Cafayate (Salta Province)
We told you about Argentine wine in our Mendoza article. Another region of the country in which grapes for wine production are grown is the Calchaqui Valley in Salta Province. Some of the vineyards are located in the pretty village of Cafayate. Several white grape varieties known by the collective name Torrontes are grown here, as is the Malbec, from which high-quality reds are produced. Wandering through the town will provide you with many photo opportunities. The drive to Cafayate alone is worth the trip. Located deep in a valley of red rocks, one must make a stop at the Garganta del Diablo, a crevice in the rocks that challenge even the most seasoned photographers.

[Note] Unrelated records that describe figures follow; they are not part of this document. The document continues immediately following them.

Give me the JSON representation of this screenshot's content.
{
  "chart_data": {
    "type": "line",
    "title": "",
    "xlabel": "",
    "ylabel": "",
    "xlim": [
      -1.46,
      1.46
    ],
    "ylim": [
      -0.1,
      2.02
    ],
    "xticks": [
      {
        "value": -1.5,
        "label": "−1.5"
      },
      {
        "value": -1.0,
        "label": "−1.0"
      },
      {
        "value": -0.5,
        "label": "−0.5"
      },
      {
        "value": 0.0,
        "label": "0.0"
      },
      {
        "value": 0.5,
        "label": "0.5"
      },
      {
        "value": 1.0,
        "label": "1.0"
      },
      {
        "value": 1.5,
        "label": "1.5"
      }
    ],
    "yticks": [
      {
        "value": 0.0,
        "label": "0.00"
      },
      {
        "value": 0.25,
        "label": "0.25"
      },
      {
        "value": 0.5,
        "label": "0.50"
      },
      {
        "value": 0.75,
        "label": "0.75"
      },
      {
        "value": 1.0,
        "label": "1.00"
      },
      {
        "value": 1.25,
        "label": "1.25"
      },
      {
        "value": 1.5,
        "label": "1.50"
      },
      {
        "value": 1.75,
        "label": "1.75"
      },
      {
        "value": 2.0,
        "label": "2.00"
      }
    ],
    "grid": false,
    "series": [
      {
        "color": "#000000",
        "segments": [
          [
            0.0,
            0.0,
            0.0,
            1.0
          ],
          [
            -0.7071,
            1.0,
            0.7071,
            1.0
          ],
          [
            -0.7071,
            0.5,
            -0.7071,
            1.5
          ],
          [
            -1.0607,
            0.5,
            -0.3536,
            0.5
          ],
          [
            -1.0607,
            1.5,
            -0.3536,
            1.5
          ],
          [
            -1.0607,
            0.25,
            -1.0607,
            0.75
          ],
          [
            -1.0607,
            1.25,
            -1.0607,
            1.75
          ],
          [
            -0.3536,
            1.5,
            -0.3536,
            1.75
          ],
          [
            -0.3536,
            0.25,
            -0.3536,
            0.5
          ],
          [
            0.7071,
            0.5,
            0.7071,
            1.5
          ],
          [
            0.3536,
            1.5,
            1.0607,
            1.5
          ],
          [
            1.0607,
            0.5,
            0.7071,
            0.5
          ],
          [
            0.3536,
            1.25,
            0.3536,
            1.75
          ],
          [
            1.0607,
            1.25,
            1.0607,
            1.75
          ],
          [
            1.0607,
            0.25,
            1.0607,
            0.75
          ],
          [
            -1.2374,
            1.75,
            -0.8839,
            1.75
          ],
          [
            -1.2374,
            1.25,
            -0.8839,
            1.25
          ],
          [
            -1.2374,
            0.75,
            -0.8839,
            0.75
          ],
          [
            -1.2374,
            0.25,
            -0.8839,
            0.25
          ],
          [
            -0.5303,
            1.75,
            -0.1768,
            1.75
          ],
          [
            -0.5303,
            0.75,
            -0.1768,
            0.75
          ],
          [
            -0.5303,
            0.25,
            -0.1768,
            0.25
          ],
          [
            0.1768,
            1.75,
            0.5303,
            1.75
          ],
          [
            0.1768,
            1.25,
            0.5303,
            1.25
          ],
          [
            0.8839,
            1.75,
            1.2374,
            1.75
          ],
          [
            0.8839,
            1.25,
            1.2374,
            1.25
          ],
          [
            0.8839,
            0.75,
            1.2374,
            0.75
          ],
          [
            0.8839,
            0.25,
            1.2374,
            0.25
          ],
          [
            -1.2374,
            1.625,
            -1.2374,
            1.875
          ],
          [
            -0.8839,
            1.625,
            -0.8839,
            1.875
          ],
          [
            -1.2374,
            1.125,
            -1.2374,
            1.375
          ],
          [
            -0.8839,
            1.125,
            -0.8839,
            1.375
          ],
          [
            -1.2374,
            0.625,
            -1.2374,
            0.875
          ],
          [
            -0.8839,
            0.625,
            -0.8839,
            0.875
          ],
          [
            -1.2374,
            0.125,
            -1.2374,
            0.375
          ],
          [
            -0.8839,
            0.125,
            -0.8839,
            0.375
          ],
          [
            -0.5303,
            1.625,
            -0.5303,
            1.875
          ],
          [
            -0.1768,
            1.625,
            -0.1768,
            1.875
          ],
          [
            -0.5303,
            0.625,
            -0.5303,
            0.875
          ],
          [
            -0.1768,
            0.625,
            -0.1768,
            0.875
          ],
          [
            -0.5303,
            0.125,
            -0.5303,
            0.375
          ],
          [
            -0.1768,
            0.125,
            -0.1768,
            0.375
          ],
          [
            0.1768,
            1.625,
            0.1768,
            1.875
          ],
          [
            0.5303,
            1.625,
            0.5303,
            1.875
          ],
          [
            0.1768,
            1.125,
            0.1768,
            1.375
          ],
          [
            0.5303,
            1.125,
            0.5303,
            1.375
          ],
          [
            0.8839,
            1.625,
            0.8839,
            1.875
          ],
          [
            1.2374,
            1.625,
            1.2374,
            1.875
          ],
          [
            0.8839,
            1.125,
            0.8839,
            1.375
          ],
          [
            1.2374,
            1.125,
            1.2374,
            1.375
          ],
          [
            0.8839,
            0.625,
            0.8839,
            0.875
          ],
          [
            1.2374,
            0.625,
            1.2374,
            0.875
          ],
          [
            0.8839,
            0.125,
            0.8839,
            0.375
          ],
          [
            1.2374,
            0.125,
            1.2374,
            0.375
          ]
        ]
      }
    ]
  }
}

A 45-minute drive from Cafayate will take you to the Quilmes Ruins. The Calchaqui people lived in the walled city of Quilmes, which flourished from the 8th century through the mid-17th century. In 1666, the Spanish conquered the tribe, bringing the survivors to Buenos Aires. Due to the dry air in the region, many remnants of the walled city remain, making it a perfect destination for visitors interested in taking photographs of archeological sites during their travels.
Salinas Grandes (Jujuy and Salta Provinces)
You usually think of a desert as being covered in sand, don’t you? Salinas Grandes is a desert, but its surface is salt. Many thousands of years ago, there was a lake with a high salt content covering parts of Jujuy and Salta Provinces. The water evaporated, leaving a vast amount of salt at roughly 11,000 feet above sea level. What is left is a landscape that feels other worldly, where the horizon fades and it is unclear where the earth ends the sky begins. If you're lucky you enough to witness the Salinas Grandes during the rainy season, the whole area becomes a giant mirror, leaving one with plenty of perspective trick photography.
A number of quarries currently operate on this great plateau of salt, cutting the salt into brick-like blocks. One of the largest of these quarries, Big Salt Works, is situated in a depression at 8853 feet above sea level.